In sum, diesel vehicles must be treated differently than gasoline vehicles. This is one of the biggest pitfalls of modern diesel vehicles.
One of the categories in which diesel engines are superior is engine longevity. One of the most significant selling points of diesel engines is how long they last. Consider tractor-trailers — the vast majority of them are equipped with diesel engines, and it is not uncommon for them to see up to 100,000 miles of roadway in a single year. There is a reason that diesel engines are the first choice for truckers; they have a solid reputation for longevity. When maintained well, diesel engines can genuinely go the distance.
If you plan on keeping your vehicle for a very long time, engine longevity is critical. In this category, the diesel will not disappoint.
Depreciation Of Car Value
Another selling point of diesel engines is their resale value. Diesel vehicles hold their value better than gasoline vehicles, and this is mostly a result of their longevity.
Simply put, age and miles driven have less effect on the price of diesel vehicles. Use a website like Kelley Blue Book to see for yourself how well diesel vehicles hold their value compared to gasoline vehicles despite their age and mileage.

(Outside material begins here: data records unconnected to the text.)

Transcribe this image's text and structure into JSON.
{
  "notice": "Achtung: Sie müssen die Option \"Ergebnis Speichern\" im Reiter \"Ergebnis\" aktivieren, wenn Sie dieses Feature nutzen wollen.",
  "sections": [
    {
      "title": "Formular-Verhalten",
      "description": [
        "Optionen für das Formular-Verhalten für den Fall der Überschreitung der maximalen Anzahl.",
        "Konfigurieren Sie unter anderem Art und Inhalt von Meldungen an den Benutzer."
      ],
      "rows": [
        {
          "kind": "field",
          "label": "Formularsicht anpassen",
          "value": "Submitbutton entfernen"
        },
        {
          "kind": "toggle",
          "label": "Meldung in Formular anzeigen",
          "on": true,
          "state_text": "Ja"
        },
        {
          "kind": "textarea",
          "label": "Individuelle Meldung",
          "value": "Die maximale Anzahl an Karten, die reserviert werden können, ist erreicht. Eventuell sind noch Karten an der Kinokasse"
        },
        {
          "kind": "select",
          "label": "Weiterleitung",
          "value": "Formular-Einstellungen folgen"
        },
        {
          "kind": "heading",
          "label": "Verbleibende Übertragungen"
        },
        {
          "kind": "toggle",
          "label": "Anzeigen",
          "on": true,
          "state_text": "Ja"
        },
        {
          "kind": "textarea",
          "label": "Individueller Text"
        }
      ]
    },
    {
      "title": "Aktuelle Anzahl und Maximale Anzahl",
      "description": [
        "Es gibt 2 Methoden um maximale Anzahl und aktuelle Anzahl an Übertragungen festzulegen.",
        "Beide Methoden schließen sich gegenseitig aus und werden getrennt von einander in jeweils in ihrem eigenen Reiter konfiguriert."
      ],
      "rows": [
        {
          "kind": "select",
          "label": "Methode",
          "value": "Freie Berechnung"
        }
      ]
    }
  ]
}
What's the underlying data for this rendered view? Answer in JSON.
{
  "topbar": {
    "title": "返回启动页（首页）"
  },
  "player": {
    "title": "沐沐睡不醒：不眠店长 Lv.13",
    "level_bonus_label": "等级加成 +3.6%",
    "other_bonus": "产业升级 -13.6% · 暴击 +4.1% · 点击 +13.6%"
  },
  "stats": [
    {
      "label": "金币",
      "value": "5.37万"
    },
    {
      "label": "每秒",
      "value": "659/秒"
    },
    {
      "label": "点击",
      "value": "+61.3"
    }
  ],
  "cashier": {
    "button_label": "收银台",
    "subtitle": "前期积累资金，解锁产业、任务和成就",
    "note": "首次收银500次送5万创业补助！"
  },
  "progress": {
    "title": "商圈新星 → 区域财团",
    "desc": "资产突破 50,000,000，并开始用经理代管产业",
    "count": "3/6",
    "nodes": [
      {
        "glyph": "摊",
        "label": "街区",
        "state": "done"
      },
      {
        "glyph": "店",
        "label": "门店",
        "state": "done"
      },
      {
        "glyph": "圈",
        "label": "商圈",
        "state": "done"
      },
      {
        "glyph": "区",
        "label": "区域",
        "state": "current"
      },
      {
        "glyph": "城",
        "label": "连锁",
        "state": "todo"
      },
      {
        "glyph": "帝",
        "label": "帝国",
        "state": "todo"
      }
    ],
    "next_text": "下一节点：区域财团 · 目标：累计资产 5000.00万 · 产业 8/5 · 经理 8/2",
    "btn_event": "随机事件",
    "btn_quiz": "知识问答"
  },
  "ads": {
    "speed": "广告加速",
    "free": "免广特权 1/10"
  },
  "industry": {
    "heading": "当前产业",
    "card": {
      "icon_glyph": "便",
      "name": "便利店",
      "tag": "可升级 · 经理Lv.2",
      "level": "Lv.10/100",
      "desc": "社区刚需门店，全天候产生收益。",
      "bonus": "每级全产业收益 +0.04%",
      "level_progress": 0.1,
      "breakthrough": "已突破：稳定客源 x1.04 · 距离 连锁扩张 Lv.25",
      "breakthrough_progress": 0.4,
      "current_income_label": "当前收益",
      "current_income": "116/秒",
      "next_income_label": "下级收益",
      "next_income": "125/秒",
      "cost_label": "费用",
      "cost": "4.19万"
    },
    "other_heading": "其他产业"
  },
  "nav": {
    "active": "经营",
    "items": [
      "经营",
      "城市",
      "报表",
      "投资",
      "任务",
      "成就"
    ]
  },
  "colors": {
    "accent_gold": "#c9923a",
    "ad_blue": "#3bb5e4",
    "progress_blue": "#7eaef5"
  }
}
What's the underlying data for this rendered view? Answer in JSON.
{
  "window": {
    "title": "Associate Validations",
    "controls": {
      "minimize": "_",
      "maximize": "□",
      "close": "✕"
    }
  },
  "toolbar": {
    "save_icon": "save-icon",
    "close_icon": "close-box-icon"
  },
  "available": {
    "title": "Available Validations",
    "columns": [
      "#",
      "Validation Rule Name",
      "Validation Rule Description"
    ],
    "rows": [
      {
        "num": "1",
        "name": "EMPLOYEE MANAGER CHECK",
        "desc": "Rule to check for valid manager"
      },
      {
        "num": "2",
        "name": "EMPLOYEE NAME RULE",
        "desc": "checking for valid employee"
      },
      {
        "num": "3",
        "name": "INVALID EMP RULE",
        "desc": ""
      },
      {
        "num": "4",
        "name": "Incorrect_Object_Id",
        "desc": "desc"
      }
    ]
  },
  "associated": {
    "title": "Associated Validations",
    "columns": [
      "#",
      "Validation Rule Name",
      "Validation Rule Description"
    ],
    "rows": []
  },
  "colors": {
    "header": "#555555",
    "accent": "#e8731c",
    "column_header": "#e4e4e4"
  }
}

Pros And Cons Of Diesel Cars
Here is a summary of the pros and cons of modern diesel vehicles:
- Engine longevity
- Better value retention
- Better fuel economy than gasoline vehicles
- More environmentally friendly than gasoline vehicles
- Higher upfront cost
- More expensive maintenance
- The higher cost of fuel
- Inconvenient treatment is required (plugging in the block heater and the regeneration process)
Frequently Asked Questions
Now that we have discussed the pros and cons of diesel vehicles in-depth, we will answer some other questions you might have about them.
Will diesel cars be banned in the UK?
There has been talking about the future of diesel vehicles in the UK; some are under the impression that they will be banned outright. In short, diesel vehicles will not be prohibited; the UK is looking to make densely populated centers more environmentally friendly by charging people for driving vehicles that do not meet specific emissions standards. Given the fact that modern diesel vehicles are mostly ecologically friendly, you need not worry about them being banned.
Click here to see more from Buyacar.
Is it worth buying a diesel car in 2019?
The answer to this question largely depends on you. Diesel vehicles are by no means terrible vehicles. They do, however, come with a higher price tag in terms of the initial purchase, fuel price, and more expensive maintenance.
With that said, some people prefer diesel vehicles. The sound and feel of diesel vehicles are undoubtedly unique, and some people are willing to pay for it. If you are ready to pay the price that comes with owning a diesel vehicle, go for it!
From a purely practical perspective, however, there is little justification for purchasing a diesel vehicle, with the exception being a diesel truck for frequent towing of heavy loads that exceed the capabilities of gasoline trucks. Aside from this scenario, diesel vehicles offer no tangible benefits over other types of vehicles on the market.
We hope that this article has helped inform you about the different pros and cons of diesel vehicles and, by extension, informed your decision to purchase your next vehicle.